NEW YORK – A native New Yorker accused of conspiring to join al-Qaida and start a "mini" al-Qaida cell eagerly spoke to the FBI and shouldn't have his statements suppressed, prosecutors said in papers submitted Friday to a judge who has been asked to toss out the charges.
Prosecutors in Manhattan defended conspiracy charges they brought last year against Wesam El-Hanafi. An indictment accuses the Brooklyn-born El-Hanafi of pledging loyalty to al-Qaida and helping teach the terror group how to evade detection on the Internet after he went to Yemen in February 2008. The defense has argued statements were coerced and search warrants were overbroad.
El-Hanafi was arrested in Virginia on April 30, 2010, after he was brought to the United States from Dubai, where he was being paid $170,000 annually to work in a government job safeguarding computer systems. He had moved to Dubai in 2006 with his wife and three children.
Prosecutors said he willingly spoke to investigators twice after he realized he had been placed on a no-fly list.
"Far from having his will overborne, El-Hanafi, an educated and sophisticated young man, initiated contact with the United States government to obtain his removal from the 'no-fly' list; voluntarily met with law enforcement agents on both occasions at agreed upon times and locations; emphasized his willingness to cooperate with the government; and was never physically restrained or otherwise even remotely in custody," prosecutors wrote.
They said the interviews took place in sedate settings — a cafeteria and a hotel room — and El-Hanafi left the interviews when he chose to.
An FBI synopsis of the interviews with El-Hanafi that was included in the government submission said that he told an agent and a police detective that he traveled to Yemen in February 2008 for two job interviews.

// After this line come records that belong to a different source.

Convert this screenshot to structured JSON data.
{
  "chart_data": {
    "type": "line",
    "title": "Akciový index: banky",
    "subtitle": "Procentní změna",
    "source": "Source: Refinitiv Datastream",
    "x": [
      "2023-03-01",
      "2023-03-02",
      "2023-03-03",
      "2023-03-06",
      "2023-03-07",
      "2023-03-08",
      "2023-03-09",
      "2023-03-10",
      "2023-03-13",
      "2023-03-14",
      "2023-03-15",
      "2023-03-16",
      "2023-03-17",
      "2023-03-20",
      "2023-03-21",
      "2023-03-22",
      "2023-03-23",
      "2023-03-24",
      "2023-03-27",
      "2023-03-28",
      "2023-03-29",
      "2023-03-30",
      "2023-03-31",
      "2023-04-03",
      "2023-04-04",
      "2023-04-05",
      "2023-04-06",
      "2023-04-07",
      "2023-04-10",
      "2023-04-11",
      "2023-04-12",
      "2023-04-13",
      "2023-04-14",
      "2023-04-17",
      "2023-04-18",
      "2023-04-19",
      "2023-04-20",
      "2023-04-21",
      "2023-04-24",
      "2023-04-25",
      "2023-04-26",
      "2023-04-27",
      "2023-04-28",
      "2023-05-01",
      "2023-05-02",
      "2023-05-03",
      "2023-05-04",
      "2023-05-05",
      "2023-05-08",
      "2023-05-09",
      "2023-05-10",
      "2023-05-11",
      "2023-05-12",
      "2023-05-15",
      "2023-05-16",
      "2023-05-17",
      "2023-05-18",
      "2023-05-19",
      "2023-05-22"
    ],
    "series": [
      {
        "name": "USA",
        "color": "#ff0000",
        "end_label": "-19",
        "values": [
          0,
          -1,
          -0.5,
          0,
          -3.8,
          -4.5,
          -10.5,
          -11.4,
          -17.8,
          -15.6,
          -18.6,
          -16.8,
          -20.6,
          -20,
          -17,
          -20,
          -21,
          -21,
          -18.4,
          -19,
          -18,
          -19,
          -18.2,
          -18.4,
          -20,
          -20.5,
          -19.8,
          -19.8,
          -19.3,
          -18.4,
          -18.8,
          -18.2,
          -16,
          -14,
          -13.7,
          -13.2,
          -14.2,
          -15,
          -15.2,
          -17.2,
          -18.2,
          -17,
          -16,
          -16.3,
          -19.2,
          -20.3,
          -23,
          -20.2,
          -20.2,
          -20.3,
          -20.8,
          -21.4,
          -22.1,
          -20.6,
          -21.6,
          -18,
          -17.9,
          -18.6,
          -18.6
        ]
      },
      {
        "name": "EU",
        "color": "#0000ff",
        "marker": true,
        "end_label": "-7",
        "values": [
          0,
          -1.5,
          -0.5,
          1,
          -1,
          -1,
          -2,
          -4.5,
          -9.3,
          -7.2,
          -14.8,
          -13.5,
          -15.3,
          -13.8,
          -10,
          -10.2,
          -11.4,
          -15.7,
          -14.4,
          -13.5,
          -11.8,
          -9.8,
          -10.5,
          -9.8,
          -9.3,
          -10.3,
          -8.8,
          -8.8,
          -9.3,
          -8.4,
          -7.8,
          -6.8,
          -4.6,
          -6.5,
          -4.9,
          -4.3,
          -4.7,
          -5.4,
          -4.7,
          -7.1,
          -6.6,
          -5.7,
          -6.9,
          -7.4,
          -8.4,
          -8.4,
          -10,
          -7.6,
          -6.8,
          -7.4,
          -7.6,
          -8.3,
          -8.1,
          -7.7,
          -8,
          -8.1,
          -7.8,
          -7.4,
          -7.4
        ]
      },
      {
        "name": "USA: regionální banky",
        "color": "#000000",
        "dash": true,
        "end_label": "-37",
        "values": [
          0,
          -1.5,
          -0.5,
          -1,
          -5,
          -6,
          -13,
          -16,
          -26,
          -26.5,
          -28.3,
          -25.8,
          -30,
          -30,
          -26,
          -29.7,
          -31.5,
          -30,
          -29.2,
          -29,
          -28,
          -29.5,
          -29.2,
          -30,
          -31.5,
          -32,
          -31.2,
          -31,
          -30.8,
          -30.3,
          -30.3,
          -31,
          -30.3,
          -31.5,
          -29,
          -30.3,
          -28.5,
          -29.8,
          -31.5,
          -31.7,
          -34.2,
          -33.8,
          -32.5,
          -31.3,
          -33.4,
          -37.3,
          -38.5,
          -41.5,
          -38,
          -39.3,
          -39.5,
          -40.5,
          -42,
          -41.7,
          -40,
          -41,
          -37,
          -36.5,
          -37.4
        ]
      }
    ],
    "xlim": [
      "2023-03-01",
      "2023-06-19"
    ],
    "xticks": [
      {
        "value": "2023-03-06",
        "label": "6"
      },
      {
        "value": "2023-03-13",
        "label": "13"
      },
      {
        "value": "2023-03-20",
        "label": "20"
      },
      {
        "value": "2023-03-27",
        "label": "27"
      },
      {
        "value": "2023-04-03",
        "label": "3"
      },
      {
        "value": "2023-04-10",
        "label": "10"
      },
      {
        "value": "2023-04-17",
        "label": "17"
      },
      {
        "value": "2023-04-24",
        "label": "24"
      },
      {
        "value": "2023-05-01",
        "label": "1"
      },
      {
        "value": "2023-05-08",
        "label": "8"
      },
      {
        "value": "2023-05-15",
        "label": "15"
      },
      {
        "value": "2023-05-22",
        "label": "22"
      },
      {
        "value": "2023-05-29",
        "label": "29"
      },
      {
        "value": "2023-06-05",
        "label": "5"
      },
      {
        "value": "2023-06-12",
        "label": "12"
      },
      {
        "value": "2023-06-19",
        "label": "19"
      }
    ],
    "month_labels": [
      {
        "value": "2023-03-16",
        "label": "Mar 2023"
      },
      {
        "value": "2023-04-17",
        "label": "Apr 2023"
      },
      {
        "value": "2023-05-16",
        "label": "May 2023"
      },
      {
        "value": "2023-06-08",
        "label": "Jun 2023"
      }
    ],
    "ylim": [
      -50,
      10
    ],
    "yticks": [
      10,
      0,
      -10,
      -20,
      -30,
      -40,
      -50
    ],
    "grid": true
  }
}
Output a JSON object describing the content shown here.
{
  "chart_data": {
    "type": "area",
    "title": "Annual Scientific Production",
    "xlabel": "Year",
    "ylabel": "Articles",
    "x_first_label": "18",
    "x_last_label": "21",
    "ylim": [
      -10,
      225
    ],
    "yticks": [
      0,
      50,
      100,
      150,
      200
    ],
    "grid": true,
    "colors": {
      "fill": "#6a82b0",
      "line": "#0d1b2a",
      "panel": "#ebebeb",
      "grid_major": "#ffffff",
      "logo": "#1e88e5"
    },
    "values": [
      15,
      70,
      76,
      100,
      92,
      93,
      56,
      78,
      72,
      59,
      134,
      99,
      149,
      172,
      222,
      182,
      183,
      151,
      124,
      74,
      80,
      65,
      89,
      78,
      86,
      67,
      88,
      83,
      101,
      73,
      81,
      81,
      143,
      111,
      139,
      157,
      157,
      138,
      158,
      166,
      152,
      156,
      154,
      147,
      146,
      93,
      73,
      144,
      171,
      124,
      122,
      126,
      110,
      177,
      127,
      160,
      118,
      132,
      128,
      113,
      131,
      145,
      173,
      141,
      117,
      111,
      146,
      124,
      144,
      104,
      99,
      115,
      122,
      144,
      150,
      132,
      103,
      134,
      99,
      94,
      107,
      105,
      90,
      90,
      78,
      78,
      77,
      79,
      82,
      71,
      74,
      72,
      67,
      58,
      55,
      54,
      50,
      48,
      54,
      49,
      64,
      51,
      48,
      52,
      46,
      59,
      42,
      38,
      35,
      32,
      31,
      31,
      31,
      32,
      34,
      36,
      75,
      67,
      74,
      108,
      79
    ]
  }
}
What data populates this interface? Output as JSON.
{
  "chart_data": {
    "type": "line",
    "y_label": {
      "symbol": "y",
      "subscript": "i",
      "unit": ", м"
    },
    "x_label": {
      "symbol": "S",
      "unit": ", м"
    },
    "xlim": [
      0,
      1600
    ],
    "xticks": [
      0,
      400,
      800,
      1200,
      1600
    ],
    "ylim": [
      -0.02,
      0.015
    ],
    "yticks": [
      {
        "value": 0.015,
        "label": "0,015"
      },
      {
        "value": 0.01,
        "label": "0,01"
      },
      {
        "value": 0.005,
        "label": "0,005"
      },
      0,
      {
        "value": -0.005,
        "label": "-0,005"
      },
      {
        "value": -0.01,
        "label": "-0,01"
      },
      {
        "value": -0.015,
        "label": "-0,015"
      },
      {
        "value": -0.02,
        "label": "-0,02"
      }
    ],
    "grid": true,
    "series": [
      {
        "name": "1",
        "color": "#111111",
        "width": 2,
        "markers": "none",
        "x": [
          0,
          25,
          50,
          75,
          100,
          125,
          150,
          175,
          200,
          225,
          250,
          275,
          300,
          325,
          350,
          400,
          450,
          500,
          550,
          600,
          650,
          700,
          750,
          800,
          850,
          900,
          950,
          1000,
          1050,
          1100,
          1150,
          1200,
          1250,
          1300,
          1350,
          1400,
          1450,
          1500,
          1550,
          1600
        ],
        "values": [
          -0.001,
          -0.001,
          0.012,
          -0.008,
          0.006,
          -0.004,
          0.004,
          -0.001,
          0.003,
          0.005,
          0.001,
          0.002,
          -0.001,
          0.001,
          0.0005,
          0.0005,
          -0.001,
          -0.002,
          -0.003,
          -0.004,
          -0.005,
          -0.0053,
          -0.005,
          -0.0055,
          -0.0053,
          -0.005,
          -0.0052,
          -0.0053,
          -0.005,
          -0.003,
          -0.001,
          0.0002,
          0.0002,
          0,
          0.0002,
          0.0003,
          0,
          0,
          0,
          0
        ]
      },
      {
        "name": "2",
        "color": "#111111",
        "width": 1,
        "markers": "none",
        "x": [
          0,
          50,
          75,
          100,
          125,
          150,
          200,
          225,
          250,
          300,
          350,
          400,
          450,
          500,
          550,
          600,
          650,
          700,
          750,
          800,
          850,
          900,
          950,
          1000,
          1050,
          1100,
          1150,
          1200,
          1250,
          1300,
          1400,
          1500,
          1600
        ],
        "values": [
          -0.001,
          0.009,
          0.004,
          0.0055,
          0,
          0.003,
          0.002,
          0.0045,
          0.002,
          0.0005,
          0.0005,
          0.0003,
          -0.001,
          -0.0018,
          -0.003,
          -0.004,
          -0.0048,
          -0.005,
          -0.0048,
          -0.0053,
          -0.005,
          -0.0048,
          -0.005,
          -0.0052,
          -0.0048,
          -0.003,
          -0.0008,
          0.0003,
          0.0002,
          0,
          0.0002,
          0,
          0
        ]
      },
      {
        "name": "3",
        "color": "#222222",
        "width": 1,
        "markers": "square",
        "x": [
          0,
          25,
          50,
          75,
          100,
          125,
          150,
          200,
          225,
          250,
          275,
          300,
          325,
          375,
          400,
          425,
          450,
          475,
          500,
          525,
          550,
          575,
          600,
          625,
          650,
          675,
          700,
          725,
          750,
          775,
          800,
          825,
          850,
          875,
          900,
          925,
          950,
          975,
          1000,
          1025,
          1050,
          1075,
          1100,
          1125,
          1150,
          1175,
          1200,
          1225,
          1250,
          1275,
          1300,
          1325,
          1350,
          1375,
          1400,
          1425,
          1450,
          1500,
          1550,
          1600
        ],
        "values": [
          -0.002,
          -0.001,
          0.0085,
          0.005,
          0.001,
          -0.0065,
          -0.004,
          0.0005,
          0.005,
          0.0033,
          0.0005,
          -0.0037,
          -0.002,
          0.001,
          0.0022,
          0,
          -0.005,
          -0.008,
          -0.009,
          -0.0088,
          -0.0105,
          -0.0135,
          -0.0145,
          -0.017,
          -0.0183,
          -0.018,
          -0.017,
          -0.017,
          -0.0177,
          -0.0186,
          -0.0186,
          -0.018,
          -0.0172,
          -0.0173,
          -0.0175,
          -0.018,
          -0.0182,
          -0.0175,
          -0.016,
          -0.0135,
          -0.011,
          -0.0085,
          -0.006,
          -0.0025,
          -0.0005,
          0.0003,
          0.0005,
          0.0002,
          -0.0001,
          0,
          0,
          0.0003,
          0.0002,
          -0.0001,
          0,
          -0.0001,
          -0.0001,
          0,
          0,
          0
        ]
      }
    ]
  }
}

Defense lawyers for El-Hanafi submitted written arguments in June seeking to have charges tossed out and statements he made to the FBI suppressed on the grounds that investigators forced El-Hanafi to make statements "under threat of continued exile from his place of birth."
They said charges should be dismissed as well because search warrants obtained by investigators were "overbroad and lacking in particularity." The defense said the warrants "authorized whole-sale rummaging through Mr. El-Hanafi's personal communications and affairs, unlimited by scope, time or number of searches." A defense lawyer did not immediately respond to a request for comment Friday.
Assistant U.S. Attorney John Cronan, who signed the government submission, has said in court that El-Hanafi "basically formed his own mini al-Qaida cell" and supplied cash to al-Qaida, including one payment of $35,000.
Cronan said El-Hanafi reached out to others he thought were sympathetic to the aspirations of the group and tried to help the group by buying seven Casio wristwatches that could be used to trigger a detonation device on an explosive.
The government submission said the search warrants used to build the case against El-Hanafi were well supported by probable cause, were sufficiently particular, and were not overbroad.